Camilleri y la tercera de Montalbano


En 1996 apareció la tercera de las novelas de la serie Montalbano escritas por el italiano Andrea Camilleri (“Italia es una república fundada en la actividad inmobiliaria”), titulada El ladrón de meriendas (el original es Il ladro di merendine). A excepción de la primera de ellas, traducida por Elena de Grau, todas las demás han sido vertidas al español por María Antonia Menini Pagès y han ido apareciendo pocos años después en este idioma en el que yo leo publicadas por la editorial Salamandra: en 2000 en el caso que ahora me ocupa.

 

“La burocracia italiana, habitualmente muy lenta, actúa como un rayo cuando se trata de joder al ciudadano”.

 


A sus 71 años, Camilleri, que comenzó la saga dos años antes, ya con 69, escribe estas novelas (profundamente simples, simplemente profundas, como ya he dejado dicho hablando de las primeras de la saga), y logra ya conectar conmigo. Lo digo porque escribí al leer la segunda de Montalbano (El perro de terracota) que no lo había conseguido, ahora creo que sí. Tanto como su personaje. Me encanta la literatura pequeña de aquél y la vitalidad supraliteraria, magníficamente real, de su policía.

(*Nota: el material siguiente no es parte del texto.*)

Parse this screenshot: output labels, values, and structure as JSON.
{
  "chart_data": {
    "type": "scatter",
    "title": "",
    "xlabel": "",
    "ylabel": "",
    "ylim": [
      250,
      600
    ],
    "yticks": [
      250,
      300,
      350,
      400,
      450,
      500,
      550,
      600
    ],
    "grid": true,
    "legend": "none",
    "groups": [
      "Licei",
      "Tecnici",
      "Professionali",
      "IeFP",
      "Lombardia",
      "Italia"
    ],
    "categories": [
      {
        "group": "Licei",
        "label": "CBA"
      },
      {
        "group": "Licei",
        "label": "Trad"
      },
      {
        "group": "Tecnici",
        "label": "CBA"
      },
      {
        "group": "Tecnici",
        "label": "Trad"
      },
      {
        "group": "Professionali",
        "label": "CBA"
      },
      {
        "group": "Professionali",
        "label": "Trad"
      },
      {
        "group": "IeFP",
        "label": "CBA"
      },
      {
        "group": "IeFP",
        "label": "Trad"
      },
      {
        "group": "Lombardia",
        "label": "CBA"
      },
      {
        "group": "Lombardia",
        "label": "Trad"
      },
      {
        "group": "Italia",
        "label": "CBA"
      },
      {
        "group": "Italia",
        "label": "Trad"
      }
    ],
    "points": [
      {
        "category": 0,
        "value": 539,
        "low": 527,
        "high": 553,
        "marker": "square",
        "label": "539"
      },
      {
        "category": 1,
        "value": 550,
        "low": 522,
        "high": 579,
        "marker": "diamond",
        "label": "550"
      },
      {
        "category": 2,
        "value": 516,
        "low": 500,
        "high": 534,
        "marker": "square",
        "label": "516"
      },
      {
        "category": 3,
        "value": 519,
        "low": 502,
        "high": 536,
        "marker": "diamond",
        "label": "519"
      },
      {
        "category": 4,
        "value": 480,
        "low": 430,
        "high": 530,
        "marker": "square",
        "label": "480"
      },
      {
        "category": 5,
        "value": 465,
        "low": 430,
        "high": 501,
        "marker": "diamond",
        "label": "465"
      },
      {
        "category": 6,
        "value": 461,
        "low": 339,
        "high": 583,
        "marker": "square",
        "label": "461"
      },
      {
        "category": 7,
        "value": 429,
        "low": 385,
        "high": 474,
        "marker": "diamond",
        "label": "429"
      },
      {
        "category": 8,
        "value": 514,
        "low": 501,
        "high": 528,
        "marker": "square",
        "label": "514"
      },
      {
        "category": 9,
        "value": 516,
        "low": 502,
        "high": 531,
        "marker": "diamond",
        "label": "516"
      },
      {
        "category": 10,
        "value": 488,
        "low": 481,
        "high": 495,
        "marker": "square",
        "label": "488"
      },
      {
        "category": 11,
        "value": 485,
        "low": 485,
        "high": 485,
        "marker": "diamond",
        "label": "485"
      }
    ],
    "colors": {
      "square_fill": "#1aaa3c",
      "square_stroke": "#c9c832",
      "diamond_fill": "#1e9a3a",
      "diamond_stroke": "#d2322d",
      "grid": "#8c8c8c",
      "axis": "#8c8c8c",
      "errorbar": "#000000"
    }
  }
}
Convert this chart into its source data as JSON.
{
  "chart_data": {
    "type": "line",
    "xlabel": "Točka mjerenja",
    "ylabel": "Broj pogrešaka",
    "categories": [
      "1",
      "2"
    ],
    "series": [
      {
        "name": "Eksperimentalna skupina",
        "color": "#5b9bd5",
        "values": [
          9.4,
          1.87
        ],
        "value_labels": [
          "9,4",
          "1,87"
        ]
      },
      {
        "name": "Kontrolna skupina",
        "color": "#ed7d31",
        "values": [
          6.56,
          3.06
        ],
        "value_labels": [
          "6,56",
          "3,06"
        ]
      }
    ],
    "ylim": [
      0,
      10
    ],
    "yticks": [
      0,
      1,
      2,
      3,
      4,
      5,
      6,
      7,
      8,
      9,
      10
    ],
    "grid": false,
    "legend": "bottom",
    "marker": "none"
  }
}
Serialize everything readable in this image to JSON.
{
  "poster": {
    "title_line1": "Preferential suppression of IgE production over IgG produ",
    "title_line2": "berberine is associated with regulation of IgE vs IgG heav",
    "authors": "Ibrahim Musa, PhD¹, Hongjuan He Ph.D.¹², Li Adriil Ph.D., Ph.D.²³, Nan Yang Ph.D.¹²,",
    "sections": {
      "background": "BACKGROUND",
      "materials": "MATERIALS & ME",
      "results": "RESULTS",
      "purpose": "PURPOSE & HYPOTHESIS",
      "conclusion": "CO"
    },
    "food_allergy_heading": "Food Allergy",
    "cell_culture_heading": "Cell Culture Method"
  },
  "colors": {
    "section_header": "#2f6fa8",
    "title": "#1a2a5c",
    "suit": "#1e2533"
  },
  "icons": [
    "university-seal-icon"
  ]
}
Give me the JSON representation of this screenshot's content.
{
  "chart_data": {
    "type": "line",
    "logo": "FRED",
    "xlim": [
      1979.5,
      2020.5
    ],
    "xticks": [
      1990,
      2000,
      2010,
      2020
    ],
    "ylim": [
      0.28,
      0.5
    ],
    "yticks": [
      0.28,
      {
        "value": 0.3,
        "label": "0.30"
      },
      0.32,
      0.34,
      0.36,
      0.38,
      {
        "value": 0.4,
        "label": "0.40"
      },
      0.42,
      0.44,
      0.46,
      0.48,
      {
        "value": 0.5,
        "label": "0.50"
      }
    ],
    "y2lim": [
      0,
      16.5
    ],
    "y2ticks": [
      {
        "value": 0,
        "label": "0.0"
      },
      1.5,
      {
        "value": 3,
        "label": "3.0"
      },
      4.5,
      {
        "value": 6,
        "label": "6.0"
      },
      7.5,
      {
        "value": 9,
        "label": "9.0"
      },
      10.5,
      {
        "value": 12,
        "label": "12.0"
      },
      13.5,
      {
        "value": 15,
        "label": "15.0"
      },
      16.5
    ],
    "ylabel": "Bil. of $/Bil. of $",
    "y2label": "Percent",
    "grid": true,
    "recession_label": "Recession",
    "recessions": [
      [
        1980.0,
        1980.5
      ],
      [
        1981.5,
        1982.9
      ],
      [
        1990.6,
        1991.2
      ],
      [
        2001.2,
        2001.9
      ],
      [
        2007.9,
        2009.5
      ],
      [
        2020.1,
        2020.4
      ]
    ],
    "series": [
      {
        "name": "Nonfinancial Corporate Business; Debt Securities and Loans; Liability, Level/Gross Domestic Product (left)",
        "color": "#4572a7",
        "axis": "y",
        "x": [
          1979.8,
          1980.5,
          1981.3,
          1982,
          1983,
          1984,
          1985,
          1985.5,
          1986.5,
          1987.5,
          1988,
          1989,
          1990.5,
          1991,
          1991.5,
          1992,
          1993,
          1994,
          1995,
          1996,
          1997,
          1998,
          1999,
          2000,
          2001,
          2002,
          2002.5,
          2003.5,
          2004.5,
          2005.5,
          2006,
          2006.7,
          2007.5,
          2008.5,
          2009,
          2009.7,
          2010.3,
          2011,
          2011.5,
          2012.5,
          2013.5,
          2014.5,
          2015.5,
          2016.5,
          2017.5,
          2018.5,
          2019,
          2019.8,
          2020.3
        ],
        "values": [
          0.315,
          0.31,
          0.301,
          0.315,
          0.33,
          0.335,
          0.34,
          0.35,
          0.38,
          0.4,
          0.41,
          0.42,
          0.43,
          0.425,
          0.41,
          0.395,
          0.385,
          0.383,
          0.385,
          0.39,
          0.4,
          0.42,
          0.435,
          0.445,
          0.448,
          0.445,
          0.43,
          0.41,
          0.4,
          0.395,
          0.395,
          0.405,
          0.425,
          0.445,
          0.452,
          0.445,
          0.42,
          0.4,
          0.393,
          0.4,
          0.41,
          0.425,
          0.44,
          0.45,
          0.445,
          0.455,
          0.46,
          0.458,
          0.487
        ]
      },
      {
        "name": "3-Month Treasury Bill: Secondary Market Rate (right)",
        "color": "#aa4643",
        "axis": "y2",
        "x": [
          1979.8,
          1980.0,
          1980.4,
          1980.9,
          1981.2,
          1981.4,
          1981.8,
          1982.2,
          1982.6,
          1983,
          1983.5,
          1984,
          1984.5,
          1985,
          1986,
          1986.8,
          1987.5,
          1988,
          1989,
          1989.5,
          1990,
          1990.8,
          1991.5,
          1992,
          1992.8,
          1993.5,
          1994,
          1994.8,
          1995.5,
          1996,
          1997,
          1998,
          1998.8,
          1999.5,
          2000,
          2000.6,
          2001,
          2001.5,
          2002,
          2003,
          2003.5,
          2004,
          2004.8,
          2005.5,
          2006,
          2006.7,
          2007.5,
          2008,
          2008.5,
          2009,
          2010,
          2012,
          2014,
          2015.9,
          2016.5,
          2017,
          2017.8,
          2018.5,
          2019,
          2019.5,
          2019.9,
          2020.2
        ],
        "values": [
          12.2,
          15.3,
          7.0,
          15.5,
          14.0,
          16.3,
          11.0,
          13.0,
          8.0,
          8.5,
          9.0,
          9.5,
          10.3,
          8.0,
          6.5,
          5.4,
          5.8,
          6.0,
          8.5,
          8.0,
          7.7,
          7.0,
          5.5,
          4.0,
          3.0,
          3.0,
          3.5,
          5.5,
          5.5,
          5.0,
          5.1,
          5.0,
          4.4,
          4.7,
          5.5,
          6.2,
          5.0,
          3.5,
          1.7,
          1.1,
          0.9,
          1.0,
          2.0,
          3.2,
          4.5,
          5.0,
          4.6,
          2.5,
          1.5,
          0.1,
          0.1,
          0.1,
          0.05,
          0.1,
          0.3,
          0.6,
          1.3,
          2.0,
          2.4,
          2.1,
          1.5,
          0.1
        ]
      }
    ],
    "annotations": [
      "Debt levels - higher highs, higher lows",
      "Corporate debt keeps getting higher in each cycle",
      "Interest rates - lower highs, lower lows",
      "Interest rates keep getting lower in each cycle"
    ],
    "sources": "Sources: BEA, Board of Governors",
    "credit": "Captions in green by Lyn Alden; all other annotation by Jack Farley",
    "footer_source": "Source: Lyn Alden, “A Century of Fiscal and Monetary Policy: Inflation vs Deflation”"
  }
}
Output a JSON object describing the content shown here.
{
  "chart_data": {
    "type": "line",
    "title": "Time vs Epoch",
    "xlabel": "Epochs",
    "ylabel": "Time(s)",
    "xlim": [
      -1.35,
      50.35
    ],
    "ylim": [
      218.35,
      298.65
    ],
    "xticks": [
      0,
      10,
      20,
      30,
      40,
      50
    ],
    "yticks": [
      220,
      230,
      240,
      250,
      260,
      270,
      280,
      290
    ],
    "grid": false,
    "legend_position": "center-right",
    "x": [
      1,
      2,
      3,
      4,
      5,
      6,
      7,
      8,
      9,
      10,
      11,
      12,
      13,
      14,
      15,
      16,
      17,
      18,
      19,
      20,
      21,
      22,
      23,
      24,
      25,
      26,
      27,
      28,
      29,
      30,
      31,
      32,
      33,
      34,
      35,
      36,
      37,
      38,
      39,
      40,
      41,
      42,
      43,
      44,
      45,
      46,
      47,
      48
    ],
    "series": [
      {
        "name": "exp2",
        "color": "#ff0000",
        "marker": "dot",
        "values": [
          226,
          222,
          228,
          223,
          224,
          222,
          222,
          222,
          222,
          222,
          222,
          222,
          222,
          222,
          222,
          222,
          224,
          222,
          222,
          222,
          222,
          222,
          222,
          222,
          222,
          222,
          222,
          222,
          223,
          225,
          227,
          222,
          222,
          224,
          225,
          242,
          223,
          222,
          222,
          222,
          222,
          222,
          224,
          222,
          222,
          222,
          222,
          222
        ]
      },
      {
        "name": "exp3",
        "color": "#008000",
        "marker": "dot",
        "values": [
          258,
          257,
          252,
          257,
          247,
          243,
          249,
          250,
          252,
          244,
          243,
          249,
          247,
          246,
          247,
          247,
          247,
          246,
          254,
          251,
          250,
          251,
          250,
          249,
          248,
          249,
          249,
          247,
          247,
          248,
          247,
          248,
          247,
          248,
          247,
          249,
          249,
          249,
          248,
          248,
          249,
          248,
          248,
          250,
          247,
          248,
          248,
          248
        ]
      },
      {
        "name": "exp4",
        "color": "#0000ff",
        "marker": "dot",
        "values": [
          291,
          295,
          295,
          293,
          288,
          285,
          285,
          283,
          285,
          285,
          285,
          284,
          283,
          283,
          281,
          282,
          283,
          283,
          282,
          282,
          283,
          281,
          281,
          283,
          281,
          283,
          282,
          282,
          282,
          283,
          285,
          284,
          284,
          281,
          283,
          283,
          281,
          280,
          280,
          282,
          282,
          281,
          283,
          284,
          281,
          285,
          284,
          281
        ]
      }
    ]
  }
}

El protagonista de El ladrón de meriendas, el comisario siciliano Salvo Montalbano, un “hombre de férrea rectitud moral”, capaz de abrazar a los cocineros de los lugares donde come estupendamente y hacernos sentir su enamoramiento ante tanta gratificación, ante cada “milagro”, es alguien que nunca toma notas mientras indaga porque no soporta a los policías que lo hacen (“cuando veía alguno que tomaba notas en la televisión cambiaba de canal”), alguien que mientras defeca puede acordarse de hilar asuntos que comienzan a tener el interés suficiente para ser considerados en una de sus investigaciones y levantarse de un salto y correr “a la estancia de al lado, sujetándose con una mano los calzoncillos y los pantalones, que colgaban a media asta”.

 

“El comisario se sentó en un peldaño, encendió un cigarrillo e inició una competición de inmovilidad con una lagartija”.

 

Y el escenario de la novela, de nuevo, es la Sicilia de finales del siglo XX:

 

“Era la amistad siciliana, la auténtica, la que se basa en lo tácito, en lo que se intuye: a un amigo no hace falta pedirle nada, es el otro el que automáticamente comprende y actúa en consecuencia”.

 

Los personajes habituales de la saga escrita por Camilleri se van perfilando a medida que aquélla avanza. La asistenta de Montalbano, Adelina (“ya sé que soy una asistenta, ¡pero a veces usía me trata como a una asistenta!”), la pareja del comisario, Livia, son personajes literarios de primer orden, casi tan de carne y hueso como el que los lee en las novelas del anciano escritor, tan Montalbano en un aspecto esencial, el de ser Dios. El policía siciliano le escribe a Livia (y al leerlo yo he querido ver un vínculo magnífico entre él y su autor, entre Camilleri y su creación):


 

“Tú una vez me reprochaste mi tendencia a hacer el papel de Dios, cambiando, con pequeñas o grandes omisiones, y también con falseamientos más o menos culpables, el curso de los acontecimientos (de los demás). Puede que sea cierto, es más, lo es sin la menor duda, pero ¿no crees que eso entra también en el oficio al que me dedico?”

 

Alguien dejó dicho de la localidad donde trabaja el comisario Salvo Montalbano algo que recoge el propio Camilleri en su nota final a El ladrón de meriendas: que Vigàta, ese pueblo inexistente, es “el centro más inventado de la Sicilia más típica”.

En esa nota del autor leo también un pequeño manifiesto sobre el arte de escribir novelas:

 

“Si la fantasía ha podido coincidir con la realidad, la culpa hay que atribuirla, a mi juicio, a la realidad”.

 

Tengo Montalbanos que me esperan y más viajes pendientes a Vigàta.

 

[“Padre que todos los días te mueres un poco”: como el verso, la frase, que cree recordar Montalbano haber leído en algún sitio, tal vez en un libro de poesía.]